Step-by-Step Solution:
Let total work = 1 unit for convenience. Then a + b = 1 / 30. b + c = 1 / 24. c + a = 1 / 20. Add all three: 2(a + b + c) = 1/30 + 1/24 + 1/20. Compute the right side: LCM of 30, 24, 20 is 120. 1/30 = 4/120, 1/24 = 5/120, 1/20 = 6/120, sum = 15/120 = 1/8. So 2(a + b + c) = 1/8, hence a + b + c = 1/16. Now find A's rate: a = (a + b + c) - (b + c) = 1/16 - 1/24. 1/16 - 1/24 = (3 - 2) / 48 = 1 / 48. Thus A's rate = 1/48 of work per day. In 10 days together, work done = 10 * (1/16) = 10/16 = 5/8. Remaining work = 1 - 5/8 = 3/8. Time for A alone to finish remaining = (3/8) / (1/48) = 3/8 * 48 = 18 days.
Verification / Alternative check:
Check that individual rates are consistent: b = (a + b) - a = 1/30 - 1/48 and c = (b + c) - b; all remain positive. The remaining work fraction is less than half, so a time less than A's full 48 days is expected; 18 days is reasonable.
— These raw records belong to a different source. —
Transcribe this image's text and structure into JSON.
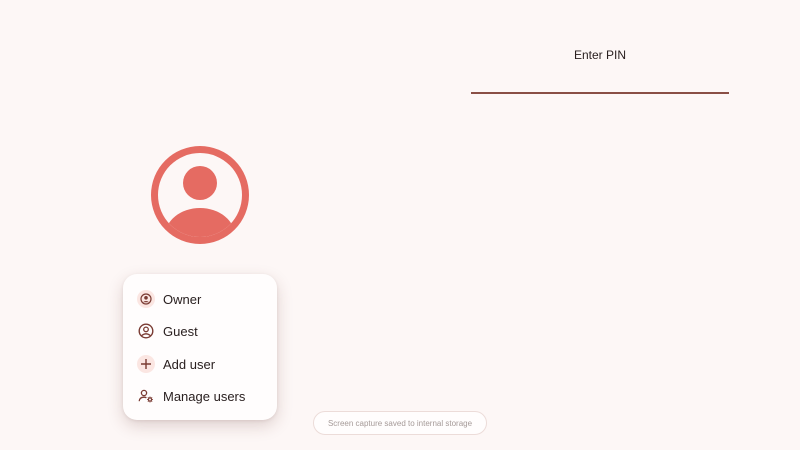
{
  "colors": {
    "background": "#fdf7f6",
    "accent": "#e56b62",
    "underline": "#8a4f45",
    "icon": "#7a3b33",
    "menu_background": "#fffdfd"
  },
  "pin": {
    "label": "Enter PIN",
    "value": ""
  },
  "avatar": {
    "icon": "account-circle-icon"
  },
  "user_menu": {
    "items": [
      {
        "label": "Owner",
        "icon": "account-circle-small-icon"
      },
      {
        "label": "Guest",
        "icon": "account-circle-outline-icon"
      },
      {
        "label": "Add user",
        "icon": "plus-icon"
      },
      {
        "label": "Manage users",
        "icon": "manage-accounts-icon"
      }
    ]
  },
  "toast": {
    "text": "Screen capture saved to internal storage"
  }
}
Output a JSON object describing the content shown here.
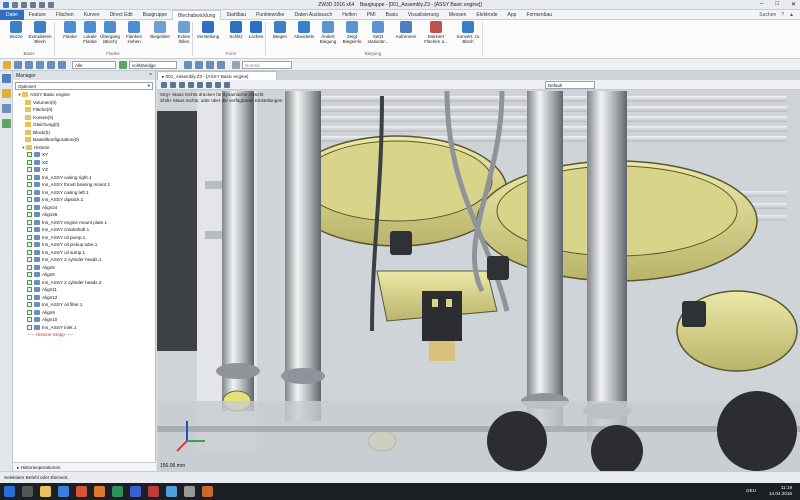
{
  "window": {
    "title": "ZW3D 2016 x64",
    "doc_title": "Baugruppe - [001_Assembly.Z3 - [ASSY Basic engine]]"
  },
  "menu": {
    "items": [
      "Datei",
      "Feature",
      "Flächen",
      "Kurven",
      "Direct Edit",
      "Baugruppe",
      "Blechabwicklung",
      "Stahlbau",
      "Punktewolke",
      "Daten Austausch",
      "Helfen",
      "PMI",
      "Basis",
      "Visualisierung",
      "Messen",
      "Elektrode",
      "App",
      "Formenbau"
    ],
    "right": [
      "Suchen",
      "?",
      "▲"
    ]
  },
  "ribbon": {
    "buttons": [
      "Skizze",
      "Extrudieren Blech",
      "Flanke",
      "Lokale Flanke",
      "Übergang (Blech)",
      "Flanken ziehen",
      "Biegelinie",
      "Ecken füllen",
      "Verstellung",
      "Schlitz",
      "Lochen",
      "Biegen",
      "Abwickeln",
      "Ändert Biegung",
      "Zeigt Biegeinfo",
      "Setzt stationär...",
      "Aufrennen",
      "Markiert Flächen a...",
      "Konvert. zu Blech"
    ],
    "groups": [
      "Basis",
      "Flanke",
      "Form",
      "Biegung"
    ]
  },
  "toolbar2": {
    "filter": "Alle",
    "mode": "vollständige Baugrupp",
    "style": "Normal"
  },
  "manager": {
    "title": "Manager",
    "dropdown": "Optimiert",
    "tree": [
      {
        "text": "ASSY Basic engine",
        "kind": "root"
      },
      {
        "text": "Volumen(0)",
        "kind": "folder"
      },
      {
        "text": "Fläche(0)",
        "kind": "folder"
      },
      {
        "text": "Kurven(0)",
        "kind": "folder"
      },
      {
        "text": "Gleichung(0)",
        "kind": "folder"
      },
      {
        "text": "Block(0)",
        "kind": "folder"
      },
      {
        "text": "Bauteilkonfiguration(0)",
        "kind": "folder"
      },
      {
        "text": "Historie",
        "kind": "hist"
      },
      {
        "text": "XY",
        "kind": "item"
      },
      {
        "text": "XZ",
        "kind": "item"
      },
      {
        "text": "YZ",
        "kind": "item"
      },
      {
        "text": "Ins_ASSY casing right.1",
        "kind": "item"
      },
      {
        "text": "Ins_ASSY thrust bearing mount.1",
        "kind": "item"
      },
      {
        "text": "Ins_ASSY casing left.1",
        "kind": "item"
      },
      {
        "text": "Ins_ASSY dipstick.1",
        "kind": "item"
      },
      {
        "text": "Align24",
        "kind": "item"
      },
      {
        "text": "Align25",
        "kind": "item"
      },
      {
        "text": "Ins_ASSY engine mount plate.1",
        "kind": "item"
      },
      {
        "text": "Ins_ASSY crankshaft.1",
        "kind": "item"
      },
      {
        "text": "Ins_ASSY oil pump.1",
        "kind": "item"
      },
      {
        "text": "Ins_ASSY oil pickup tube.1",
        "kind": "item"
      },
      {
        "text": "Ins_ASSY oil sump.1",
        "kind": "item"
      },
      {
        "text": "Ins_ASSY 2 cylinder heads.1",
        "kind": "item"
      },
      {
        "text": "Align5",
        "kind": "item"
      },
      {
        "text": "Align6",
        "kind": "item"
      },
      {
        "text": "Ins_ASSY 2 cylinder heads.2",
        "kind": "item"
      },
      {
        "text": "Align11",
        "kind": "item"
      },
      {
        "text": "Align12",
        "kind": "item"
      },
      {
        "text": "Ins_ASSY oil filter.1",
        "kind": "item"
      },
      {
        "text": "Align9",
        "kind": "item"
      },
      {
        "text": "Align10",
        "kind": "item"
      },
      {
        "text": "Ins_ASSY inlet.1",
        "kind": "item"
      },
      {
        "text": "----- Historie Stopp -----",
        "kind": "stop"
      }
    ],
    "history_ops": "Historieoperationen"
  },
  "viewport": {
    "tab": "001_Assembly.Z3 - [ASSY Basic engine]",
    "view": "Default",
    "hint1": "Strg+ Maus rechts drücken für dynamische Ansicht",
    "hint2": "Shift+ Maus rechts, oder über die verfügbaren Einstellungen",
    "scale": "156.06 mm",
    "colors": {
      "cylinder": "#d8d48a",
      "fin": "#dfe2e4",
      "steel": "#b8bcc0",
      "background": "#cfd4d8"
    }
  },
  "status": {
    "text": "Selektiere Befehl oder Element."
  },
  "taskbar": {
    "time": "11:19",
    "date": "14.04.2016",
    "lang": "DEU"
  }
}
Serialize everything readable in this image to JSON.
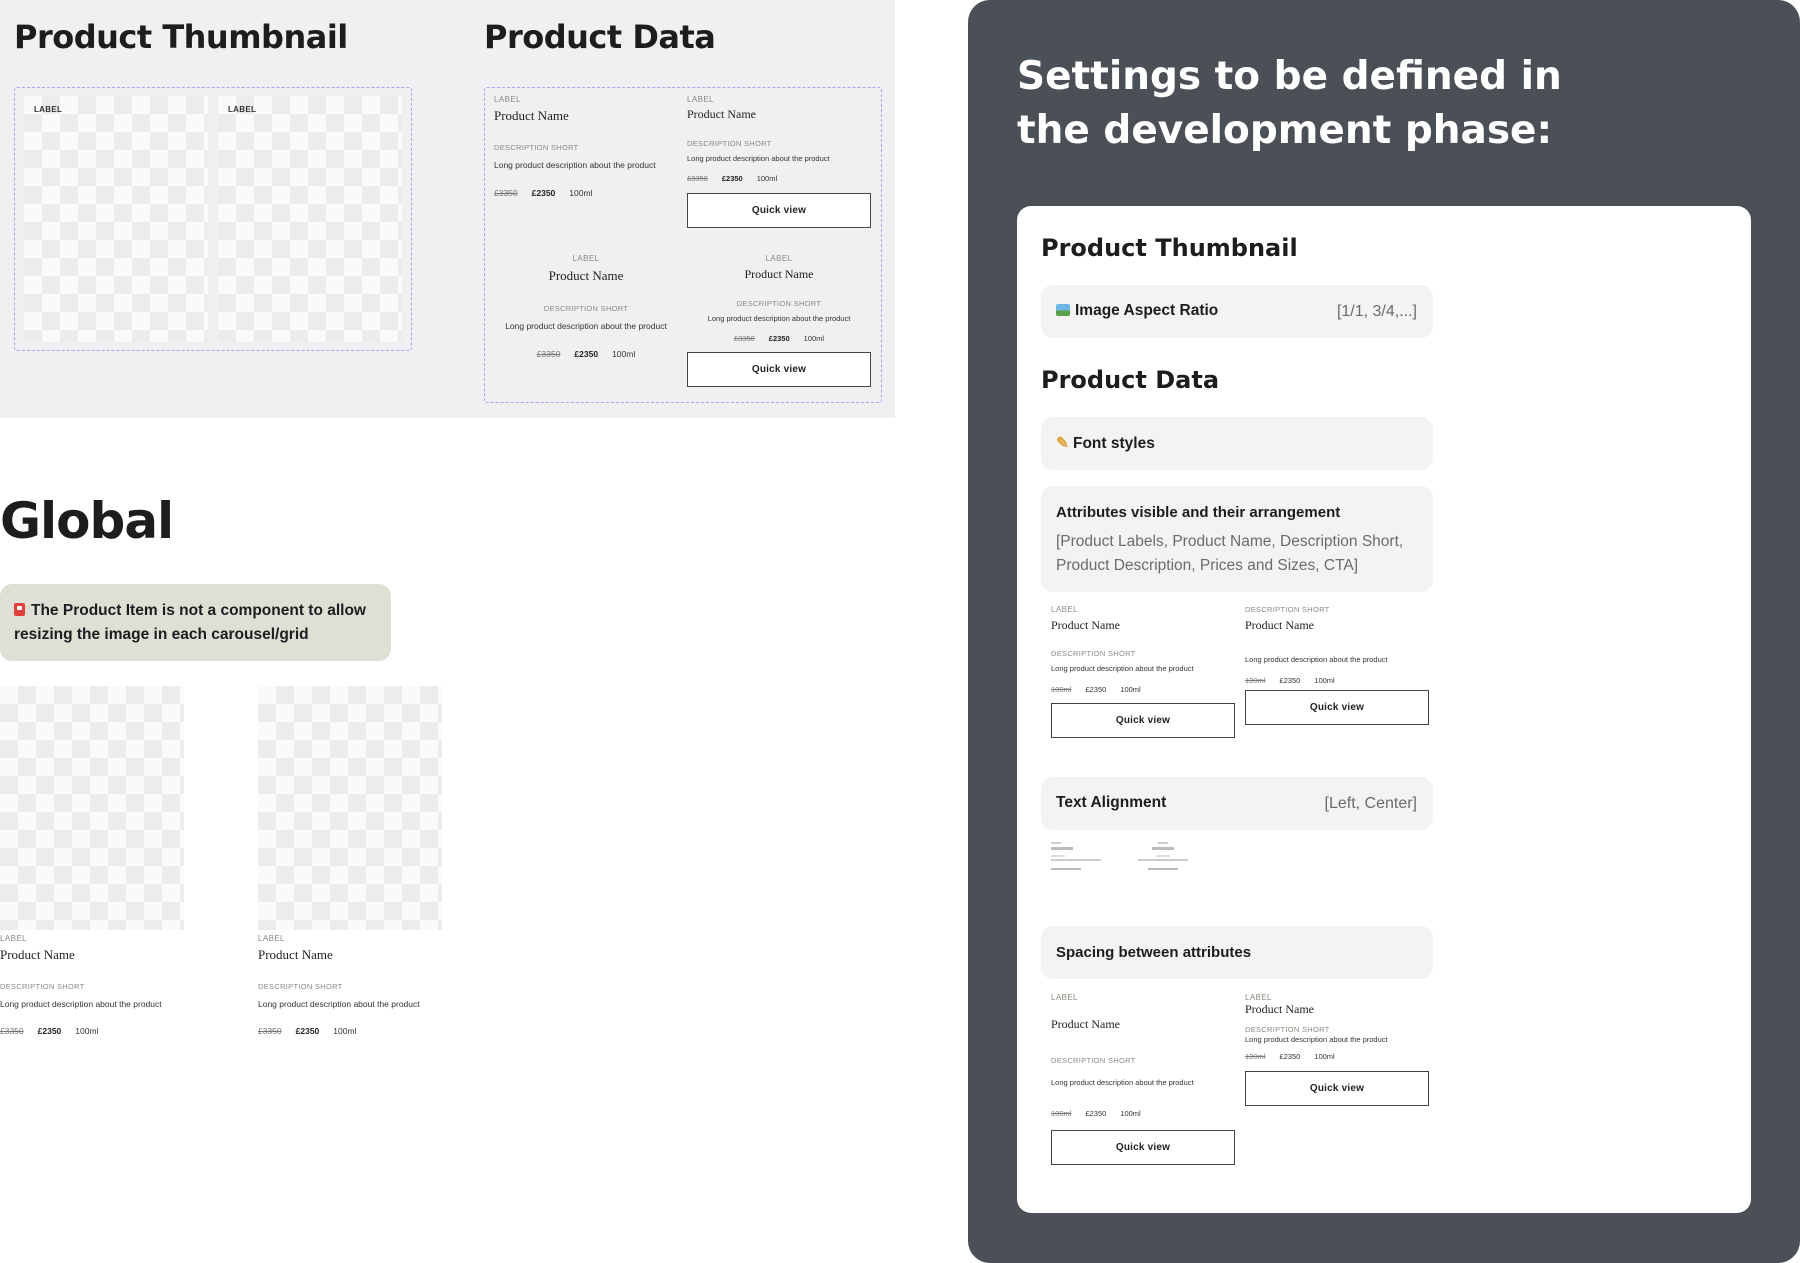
{
  "canvas": {
    "product_thumbnail_title": "Product Thumbnail",
    "product_data_title": "Product Data",
    "global_title": "Global",
    "thumbnail_label": "LABEL",
    "note": "The Product Item is not a component to allow resizing the image in each carousel/grid"
  },
  "card": {
    "label": "LABEL",
    "name": "Product Name",
    "desc_short": "DESCRIPTION SHORT",
    "desc_long": "Long product description about the product",
    "old_price": "£3350",
    "new_price": "£2350",
    "size": "100ml",
    "old_size": "100ml",
    "cta": "Quick view"
  },
  "panel": {
    "title": "Settings to be defined in the development phase:",
    "sections": {
      "thumbnail": "Product Thumbnail",
      "data": "Product Data"
    },
    "aspect_ratio": {
      "label": "Image Aspect Ratio",
      "value": "[1/1, 3/4,...]",
      "icon": "picture-icon"
    },
    "font_styles": {
      "label": "Font styles",
      "icon": "pencil-icon"
    },
    "attributes": {
      "label": "Attributes visible and their arrangement",
      "value": "[Product Labels, Product Name, Description Short, Product Description, Prices and Sizes, CTA]"
    },
    "text_alignment": {
      "label": "Text Alignment",
      "value": "[Left, Center]"
    },
    "spacing": {
      "label": "Spacing between attributes"
    }
  },
  "colors": {
    "dark_panel": "#4b4f56",
    "dashed_frame": "#b39df2",
    "note_bg": "#dfdfd6",
    "pill_bg": "#f4f3f1"
  }
}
Why Other Options Are Wrong:
24, 30 or 36 days would imply A is much slower than computed and would contradict the earlier pairwise information. They also do not satisfy the proportion of remaining work 3/8 with rate 1/48.
Common Pitfalls:
Many aspirants forget to divide by 2 when adding the three pair equations. Some also treat total work as 100 or 120 without correctly normalizing the rates, which is fine only if done consistently. Always handle pair equations systematically and double check fraction arithmetic.
Final Answer:
A will take 18 days more to finish the work alone.